Dalam konteks hubungan antar guru, interaksi antar guru dengan teman sejawat, perlu diakui bahwa gambaran ideal itu amat sangat sulit ditemukan. Like and dislike dari atasan dalam pembagian kelezatan kue proyek sering melahirkan budaya pergaulan yang tak sehat, cari muka, menjilat, menelikung teman sendiri, sangat tidak sulit untuk ditemukan. Grouping, firqoh, dalam berbagai bentuknya seperti brigade 13, brigade 5, brigade elit dan sejenisnya mudah sekali kita temui dalam interaksi pengajar-pengajar saat ini. Bahkan kadang manipulasi-manipulasi yang sangat mendzalimi sejawat yang tidak disukai dilakukan oleh atasan hanya untuk memperjuangkan kroni-kroni yang disukai. Bisakah guru-guru dengan karakter demikian mengemban amanah membangun karakter bangsa ?
Memudarnya Citra Guru
Sudjana dalam Mustafa (2005) menjelaskan rendahnya pengakuan masyarakat terhadap profesi guru yang mengakibatkan rendahnya citra guru disebabkan oleh faktor berikut: (1) adanya pandangan sebagian masyarakat, bahwa siapapun dapat menjadi guru asalkan ia berpengetahuan; (2) kekurangan guru di daerah terpencil, memberikan peluang untuk mengangkat seseorang yang tidak mempunyai keahlian untuk menjadi guru; (3) banyak guru yang belum menghargai profesinya, apalagi berusaha mengembangkan profesinya itu. Perasaan rendah diri karena menjadi guru, penyalahgunaan profesi untuk kepuasan dan kepentingan pribadinya. Syah (2000) menyorot rendahnya tingkat kompetensi profesionalisme guru, penguasaan guru terhadap materi dan metode pengajaran yang masih berada di bawah standar, sebagai penyebab rendahnya mutu guru yang bermuara pada rendahnya citra guru.

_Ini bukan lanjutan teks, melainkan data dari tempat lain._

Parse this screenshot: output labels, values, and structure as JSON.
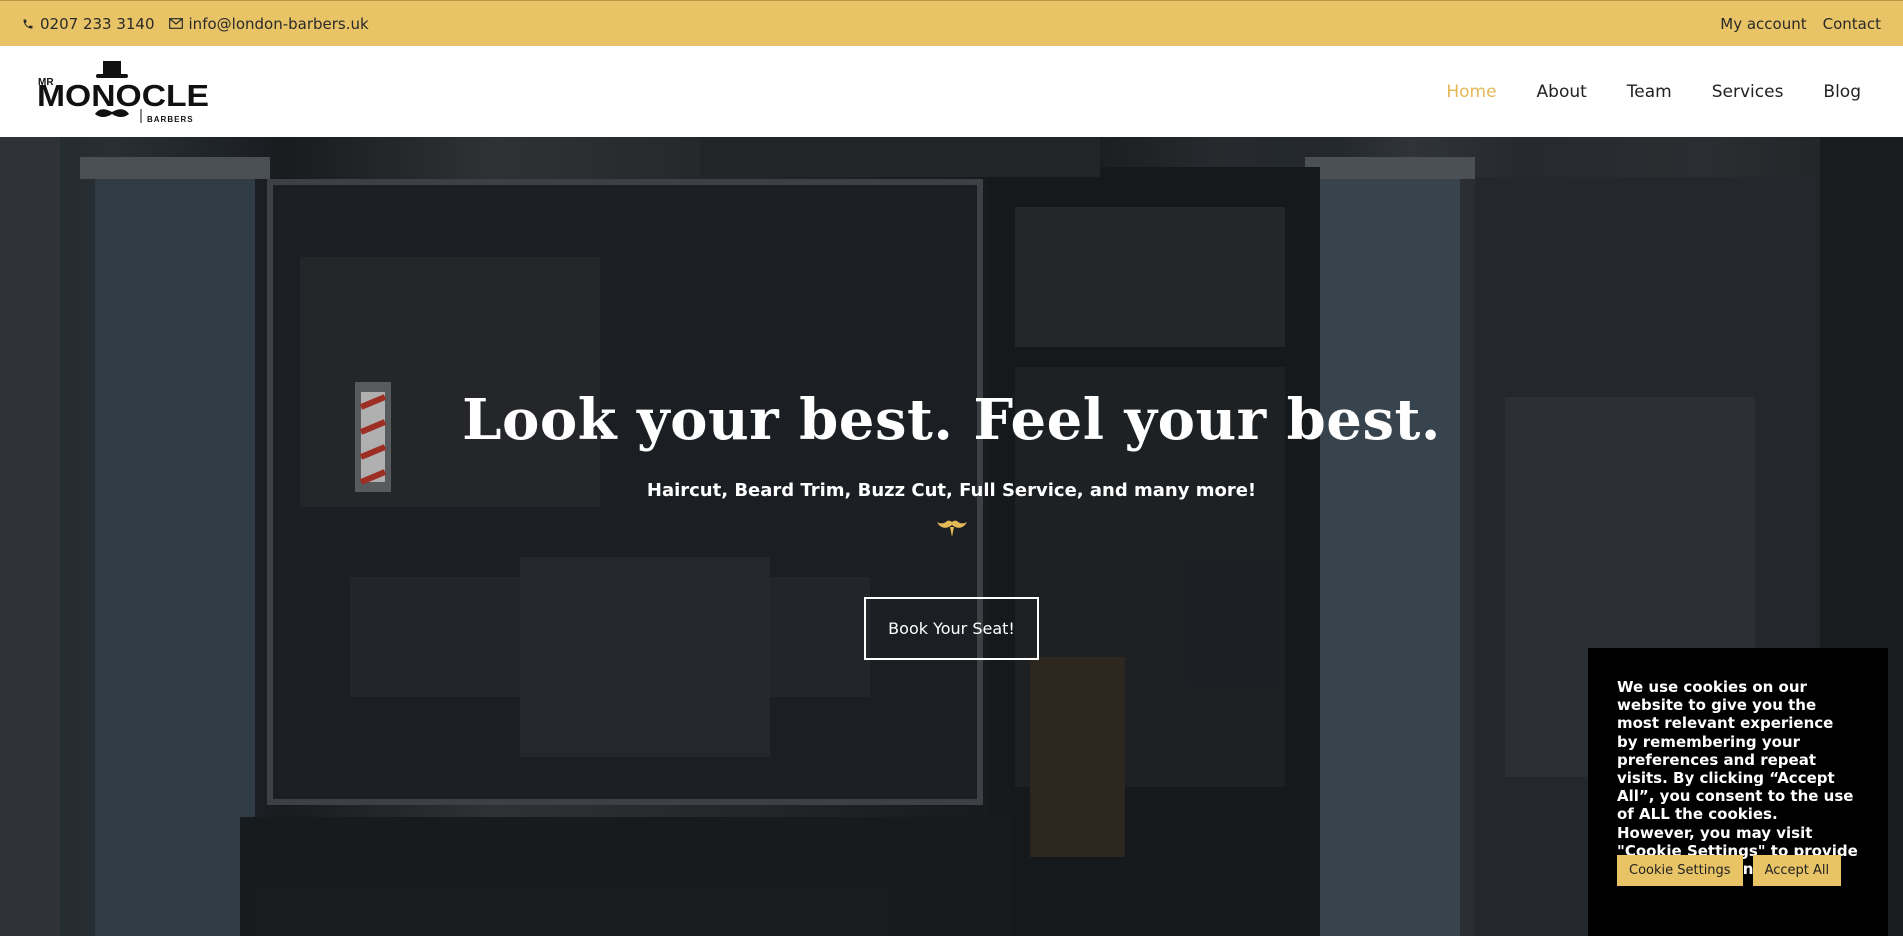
{
  "topbar": {
    "phone": "0207 233 3140",
    "email": "info@london-barbers.uk",
    "links": {
      "account": "My account",
      "contact": "Contact"
    },
    "background": "#e8c467"
  },
  "header": {
    "logo": {
      "line1": "MR",
      "line2": "MONOCLE",
      "line3": "BARBERS"
    },
    "nav": {
      "home": "Home",
      "about": "About",
      "team": "Team",
      "services": "Services",
      "blog": "Blog"
    },
    "accent": "#e3b856"
  },
  "hero": {
    "title": "Look your best. Feel your best.",
    "subtitle": "Haircut, Beard Trim, Buzz Cut, Full Service, and many more!",
    "cta": "Book Your Seat!"
  },
  "cookie": {
    "text": "We use cookies on our website to give you the most relevant experience by remembering your preferences and repeat visits. By clicking “Accept All”, you consent to the use of ALL the cookies. However, you may visit \"Cookie Settings\" to provide a controlled consent.",
    "settings_label": "Cookie Settings",
    "accept_label": "Accept All"
  }
}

Secara rinci dari aspek guru rendahnya mutu guru menurut Sudarminta dalam Mujiran (2005) antara lain tampak dari gejala-gejala berikut: (1) lemahnya penguasaan bahan yang diajarkan; (2) ketidaksesuaian antara bidang studi yang dipelajari guru dan yang dalam kenyataan lapangan yang diajarkan; (3) kurang efektifnya cara pengajaran; (4) kurangnya wibawa guru di hadapan murid; (4) lemahnya motivasi dan dedikasi untuk menjadi pendidik yang sungguh-sungguh; semakin banyak yang kebetulan menjadi guru dan tidak betul-betul menjadi guru; (6) kurangnya kematangan emosional, kemandirian berpikir, dan keteguhan sikap dalam cukup banyak guru sehingga dari kepribadian mereka sebenarnya tidak siap sebagai pendidik; kebanyakan guru dalam hubungan dengan murid masih hanya berfungsi sebagai pengajar dan belum sebagai pendidik; (7) relatif rendahnya tingkat intelektual para mahasiswa calon guru yang masuk LPTK (Lembaga Pengadaan Tenaga Kependidikan) dibandingkan dengan yang masuk Universitas.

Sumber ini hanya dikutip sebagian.